始めに結論を出すが、『あらゆる情報において有益性・有害性の双方の面が存在し、あらゆる作品・創作物が人へ「良い影響も悪影響も与える」』のが結論だ。
よく、暴力表現・ポルノ表現が子どもに悪影響を与えると言われるが、『フィクションを見て、何も考えずに他人・自然・公共物等に危害を与えることは真似してはならない』ということを学ばなければ、暴力表現・ポルノ表現が子どもに限らず悪影響を与えるのは事実だ。しかし、それをもって作品・創作物を無闇に規制するしてはならない。本質的に何をすべきかは、規制ではなく、『フィクションを真似しない』ことを学ぶことだ。
また、『ポルノ雑誌を見た子がショックを受けた』といってパニックを起こす親がいるが、これも予防と対処方法が間違っているからである。
ポルノ関連の図書類は、人によっては見たくないものだろうが、現状はほぼすべての書店・コンビニ等が雑誌をきちんと分類をしている。
予防としては、基本として性教育がある。ポルノ書籍に限らず、夫婦同士で性行為をすることもあるし、子どもが性について触れる機会はいずれにしても存在する。ならば、まず事前に性について知識を得て驚かない状況を作ることが、本来は子ども自身がショックを受ける・パニックにならないために必要だろう。
そして、ポルノ関連の図書類を見たときの対処方法としては、成人向け図書類は区分しておかれているので、下記のような対処をするべきであると考える。
- まず、大人(保護者)が冷静になること
大人がパニックになると、子ども自身もパニックになり、ショックを受ける - 「大人向けの図書のコーナーになるべく行かないように」と指導すること
- 「大人向けの図書は見ないこと。たとえ大人向けの雑誌を見ても、中に書いてあることを、訳もわからないまま真似しないこと」と指導すること
成人向けの暴力・ポルノ図書類を見た場合、ショックを受ける、真似をするなどの悪影響があることは否定できない。でも、それは「フィクションを安易に真似しないよう指導すること」「性教育で性などを通じた好きな人同士のコミュニケーションを教えること」など、子ども自身が自分で自分の身を守れるように指導することで基本的には予防できる。それをしていない現状はまずいのであるが、そのような対策をしようとしていないのはまずいのではないだろうか。

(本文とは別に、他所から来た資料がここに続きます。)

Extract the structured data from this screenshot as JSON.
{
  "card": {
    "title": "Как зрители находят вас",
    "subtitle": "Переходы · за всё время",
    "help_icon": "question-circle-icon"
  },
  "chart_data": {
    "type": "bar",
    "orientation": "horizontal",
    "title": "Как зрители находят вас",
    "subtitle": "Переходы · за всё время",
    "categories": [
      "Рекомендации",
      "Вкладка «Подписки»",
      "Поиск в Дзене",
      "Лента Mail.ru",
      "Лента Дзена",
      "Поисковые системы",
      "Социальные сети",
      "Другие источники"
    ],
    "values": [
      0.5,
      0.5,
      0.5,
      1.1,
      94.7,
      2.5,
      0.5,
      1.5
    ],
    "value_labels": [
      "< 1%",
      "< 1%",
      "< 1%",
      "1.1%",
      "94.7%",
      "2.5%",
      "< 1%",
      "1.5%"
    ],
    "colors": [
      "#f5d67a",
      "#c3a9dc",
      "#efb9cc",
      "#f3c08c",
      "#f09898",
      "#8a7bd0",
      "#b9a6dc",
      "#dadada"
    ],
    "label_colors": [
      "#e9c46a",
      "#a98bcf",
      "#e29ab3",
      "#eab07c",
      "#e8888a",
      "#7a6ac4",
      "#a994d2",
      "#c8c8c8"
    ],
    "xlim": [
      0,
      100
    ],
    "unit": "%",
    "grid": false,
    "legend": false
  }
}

そもそも、あらゆる情報には有益性もあれば害悪性もある。
アメリカ同時多発テロの生中継や、東日本大震災の地震・津波の様子などを見て、精神的に辛くなった人がいるはずだ。そういった害悪の面だってある。
しかし、情報は害悪だけでなく有益性もある。
その有益性の上で、私たちの豊かな生活が成り立っているし、民主主義が成り立っている。
有益性を無視して、「害悪だ、規制しろ」とばかり叫び、情報をどんどん規制することは、本当に社会のためになるのか。そして、子どものためになっているのか。きちんと考えてほしい。
安易な情報・作品・創作物の規制は、将来を担う子どもに対して、窮屈な社会生活・民主主義の崩壊などの害悪を与えかねないことを、私たちは想像し、理解しなければならない。